Before exercising the new wider investment powers, trustees have a number of duties. The first duty is to have regard to both the suitability to the trust of the proposed investment and the need for diversification of investments. In so far as is appropriate to the circumstances of the trust the suitability of different types of investment will be influenced by many factors, including: The nature and terms of the trust or the sum available for the investment.

Trustees must also obtain and consider proper advice about the way in which their power should be exercised unless they reasonably conclude that in all the circumstances it is unnecessary or inappropriate to obtain such advice. This same duty also applies to trustees when reviewing their trust investments.  The need to review as illustrated in the case of Clarke v Clarke’s Trs 1925 makes it clear that trustees cannot simply retain shares or place funds in a current account or deposit account and leave them there indefinitely.

When reviewing a trust’s investments, a trustee must obtain and consider proper advice about whether the investments should be varied unless they reasonably conclude that in all the circumstances it is unnecessary or inappropriate to obtain such advice. “Proper advice” is defined as the advice of a person who is reasonably believed by the trustee to be qualified by the person’s ability and practical experience of financial and other matters relating to the proposed investment.

The Charities and Trustee Investments (S) Act 2005 suggested specific power to delegate investment decisions to fund manager within agreed policy parameters and duty to report now s94(4) The Act allows trustees “to make any kind of investment of the trust estate (including an investment in heritable property)”. This means that trustees will generally have the same power of investment as if they were the beneficial owners of the trust estate. A further power enables trustees to acquire heritable property for any other reason (the term ‘any other reason’ is not otherwise defined but it may refer, If a later trust deed gave trustees the investment powers contained in the 1961 Act, the trustees will now have the new general powers.

This Act removed many of the restrictions to the way in which trustees, who were previously limited by the terms of the Trustee Investment Act 1961, can invest the trust fund.
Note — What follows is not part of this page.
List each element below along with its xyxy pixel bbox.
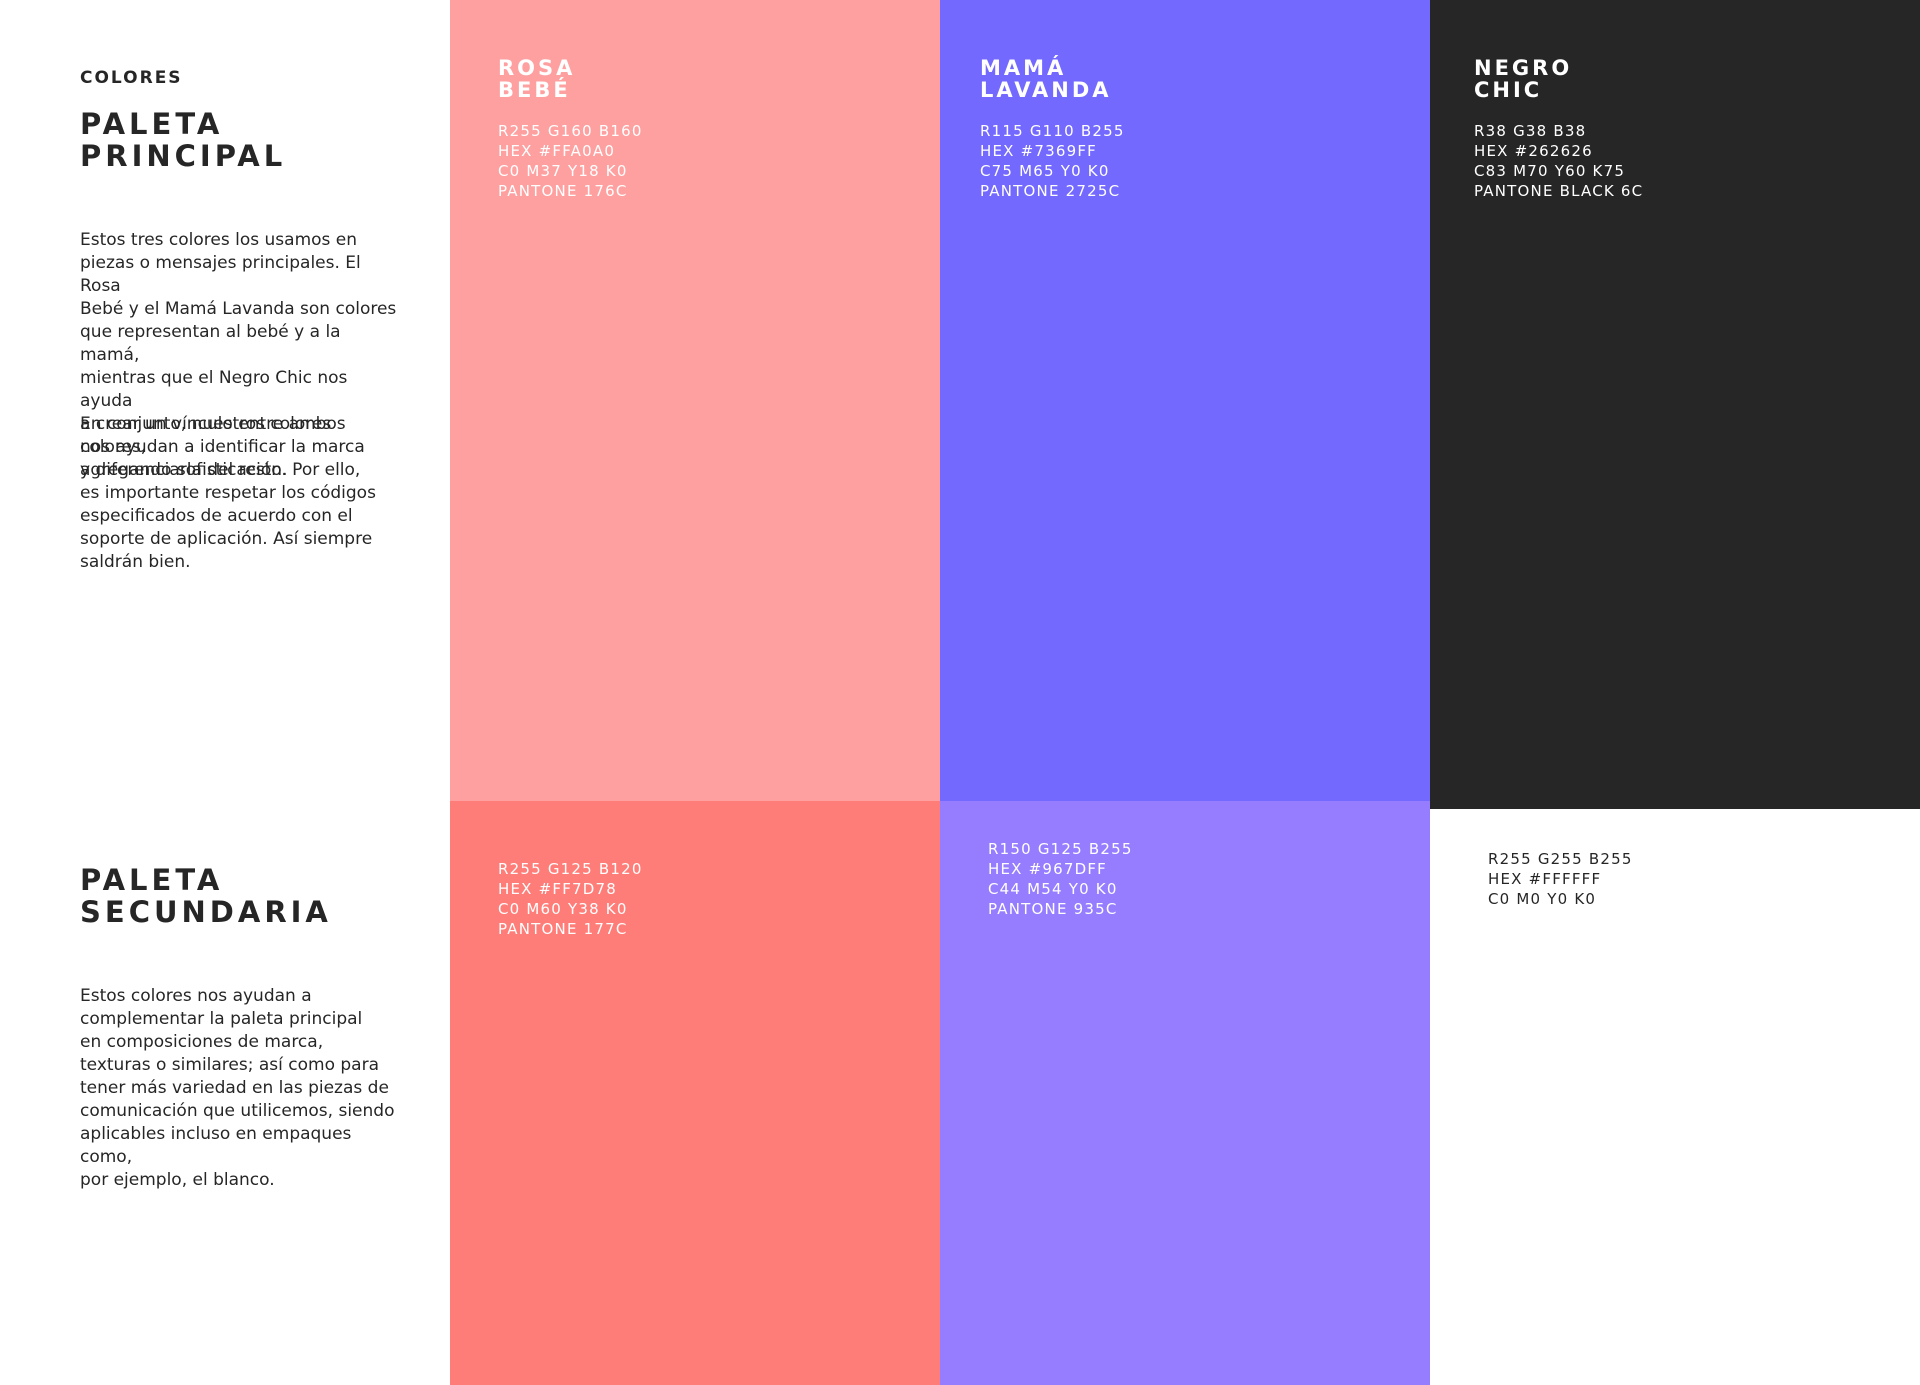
swatch-codes: R150 G125 B255 HEX #967DFF C44 M54 Y0 K0… xyxy=(988,840,1133,918)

The new legislation, which allows much greater investment freedom and a duty to consider obtaining specialist advice when making or reviewing investments. A new statutory default power for trustees to appoint nominees for the purpose of investment was also introduced. This allows trustees to pass title to property to nominees where a trust deed is silent

The Charities and Trustee Investment (Scotland) Act 2005 extended the statutory default investment powers for trustees of trusts operating under the Law of Scotland. The previous default investment powers, within the Trustee Investments Act 1961, were very restrictive and widely considered to be archaic. The changes were therefore overdue and welcomed.